Buffalo Portrait. Acrylic on canvas. 600 x 400mm SOLD

Buffalo Portrait II, Watercolour on Paper. 530 x 360mm. 

After completing the watercolour portrait, I felt like painting it again, but on canvas, and bigger. So I started by doing a few small acrylic sketches, testing the colour combinations, and, very importantly, the underlying structure, or composition (light/dark patterns). Which one do you prefer?:

I went with Number Three. Granted, it still underwent some changes in the actual process. :-)

I did the underpainting on 90 x 60 cm canvas, which I quite liked as an abstract in itself:

I then added the buffalo!  Finally, here is the completed painting:

Buffalo Portrait III, Acrylic on Canvas. 900 x 600mm. SOLD 

And, while the going was good, I did another Buffalo portrait. I really enjoyed working on this size and format: See what I mean about every Buffalo face being different?

"Great Aspirations" - Portrait of a Young Buffalo. Acrylic on Canvas. 900 x 600mm.

Friday, July 11, 2014


I think it was in the nineties when I first picked up the book, "The Abundant Herds"  at our local library. Written by acclaimed author Marguerite Poland and social anthropologist David Hammond-Tooke, describing the almost poetic names that Zulu people gave to their Nguni cattle, beautifully illustrateded by Leigh Voigt.

The Abundant Herds

I  was stunned by the quality and quantity of watercolor and oil paintings adorning the pages, currently in the Oppenheimers' Africana collection.

It was a couple of years later when I was asked by a lady from Ubombo, who was part of a project called MAMA AFRIKA, to paint Nguni cattle onto plates, which she would then glaze and fire.

This, of course, sparked the idea to paint some Nguni cattle in oil. These were my first two Nguni oil paintings:

They sold within two weeks of putting them on the Internet, so... many followed!

My husband, who takes a keen interest in my art, and is often a very helpful critic, prompted me to paint some Nguni with the Ubombo mountains in the background:

I did a series of numerous  Nguni watercolours, of which below are a few examples:

I also printed and sold these as greeting cards.

In 2012 I did my first 'big' Nguni painting.

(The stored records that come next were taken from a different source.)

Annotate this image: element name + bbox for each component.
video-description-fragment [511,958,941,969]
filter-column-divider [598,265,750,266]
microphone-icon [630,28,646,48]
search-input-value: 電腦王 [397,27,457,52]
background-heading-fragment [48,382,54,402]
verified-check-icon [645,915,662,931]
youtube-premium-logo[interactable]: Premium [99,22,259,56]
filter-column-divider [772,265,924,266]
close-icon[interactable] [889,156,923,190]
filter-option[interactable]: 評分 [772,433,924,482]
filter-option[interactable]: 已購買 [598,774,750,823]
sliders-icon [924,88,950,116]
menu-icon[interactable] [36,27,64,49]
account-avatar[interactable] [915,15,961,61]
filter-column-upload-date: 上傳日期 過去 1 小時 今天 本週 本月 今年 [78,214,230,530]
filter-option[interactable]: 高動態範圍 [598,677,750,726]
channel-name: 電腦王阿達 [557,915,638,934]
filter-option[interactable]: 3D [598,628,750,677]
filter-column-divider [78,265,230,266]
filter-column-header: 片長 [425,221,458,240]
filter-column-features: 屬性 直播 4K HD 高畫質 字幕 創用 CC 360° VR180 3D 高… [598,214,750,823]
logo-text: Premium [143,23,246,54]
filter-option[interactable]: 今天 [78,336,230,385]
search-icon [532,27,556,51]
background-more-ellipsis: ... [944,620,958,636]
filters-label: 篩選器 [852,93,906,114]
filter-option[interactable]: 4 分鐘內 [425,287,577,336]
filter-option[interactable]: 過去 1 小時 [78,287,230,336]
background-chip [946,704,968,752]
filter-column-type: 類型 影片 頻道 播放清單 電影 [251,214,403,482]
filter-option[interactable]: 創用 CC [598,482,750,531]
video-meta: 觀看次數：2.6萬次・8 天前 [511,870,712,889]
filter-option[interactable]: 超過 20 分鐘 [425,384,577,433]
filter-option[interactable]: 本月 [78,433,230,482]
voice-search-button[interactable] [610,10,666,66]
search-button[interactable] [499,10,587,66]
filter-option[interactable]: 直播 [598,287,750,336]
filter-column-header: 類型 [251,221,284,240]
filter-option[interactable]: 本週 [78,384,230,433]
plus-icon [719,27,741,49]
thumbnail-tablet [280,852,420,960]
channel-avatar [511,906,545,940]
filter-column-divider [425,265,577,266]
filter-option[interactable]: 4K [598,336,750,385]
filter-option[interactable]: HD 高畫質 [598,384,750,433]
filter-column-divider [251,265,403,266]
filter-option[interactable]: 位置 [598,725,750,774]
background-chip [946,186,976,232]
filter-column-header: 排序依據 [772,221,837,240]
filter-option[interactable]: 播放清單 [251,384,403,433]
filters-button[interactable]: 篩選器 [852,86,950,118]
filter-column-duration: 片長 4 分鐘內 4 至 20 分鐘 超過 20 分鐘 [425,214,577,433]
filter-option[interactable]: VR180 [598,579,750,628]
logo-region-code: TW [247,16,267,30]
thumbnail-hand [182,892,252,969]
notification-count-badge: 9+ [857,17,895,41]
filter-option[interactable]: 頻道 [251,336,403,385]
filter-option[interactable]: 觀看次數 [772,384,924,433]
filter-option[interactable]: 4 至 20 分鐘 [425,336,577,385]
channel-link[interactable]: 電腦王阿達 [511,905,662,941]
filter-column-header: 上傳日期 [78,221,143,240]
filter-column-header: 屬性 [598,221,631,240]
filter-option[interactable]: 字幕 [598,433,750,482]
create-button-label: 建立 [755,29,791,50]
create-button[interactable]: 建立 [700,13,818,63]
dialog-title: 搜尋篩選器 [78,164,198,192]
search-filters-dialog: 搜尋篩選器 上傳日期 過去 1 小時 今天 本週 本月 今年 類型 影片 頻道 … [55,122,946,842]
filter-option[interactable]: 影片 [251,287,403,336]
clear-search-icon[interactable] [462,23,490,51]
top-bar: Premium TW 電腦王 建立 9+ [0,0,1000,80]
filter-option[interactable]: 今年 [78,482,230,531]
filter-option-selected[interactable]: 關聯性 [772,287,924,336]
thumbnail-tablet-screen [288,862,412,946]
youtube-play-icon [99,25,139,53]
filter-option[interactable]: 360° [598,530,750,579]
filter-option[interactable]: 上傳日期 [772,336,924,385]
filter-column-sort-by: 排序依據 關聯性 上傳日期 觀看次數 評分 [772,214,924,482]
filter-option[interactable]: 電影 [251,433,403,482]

This was the reference photo I used (I took it one morning after returning from the Curio Shop at Shakaland, Phobane Lake):

I often prepare my painting digitally before I paint it, which is what I did in this case. This way I sort out the composition, eliminate unnecessary detail, focusing on the subject of interest, using harmonising colours in the process:

Some of the animals were dehorned, so I had to give them horns. I also changed the ears of the beast in the front, as pure-bred Nguni don't have hanging ears like that. Once I started painting, I had to tweak the background a couple of times, before it worked.  This was the result:

"Coming Home", 1500 x 900mm,  Oil on Stretched Canvas (SOLD)
I've since done two other big Nguni paintings, both from photographs supplied to me by local journalist, Larry Bentley, which he took at the Tugela River.

"Reflections", 1500 x 900mm, Oil on stretched Canvas.

The latest group that I did, was a smaller one:

"On the Road", 1000 x 350mm, Acrylic and Oil on Stretched Canvas. (SOLD)

For other recent Nguni paintings, as well as prices, see my website

Follow me on FB to see paintings as they 'come off the easel'.

I've recently taken some beautiful photos of Nguni herds in the Nkandla area and am itching to transform them into paintings. It is a very mountainous area; here is a typical scene:

My next Nguni painting will be Nguni painting number 61!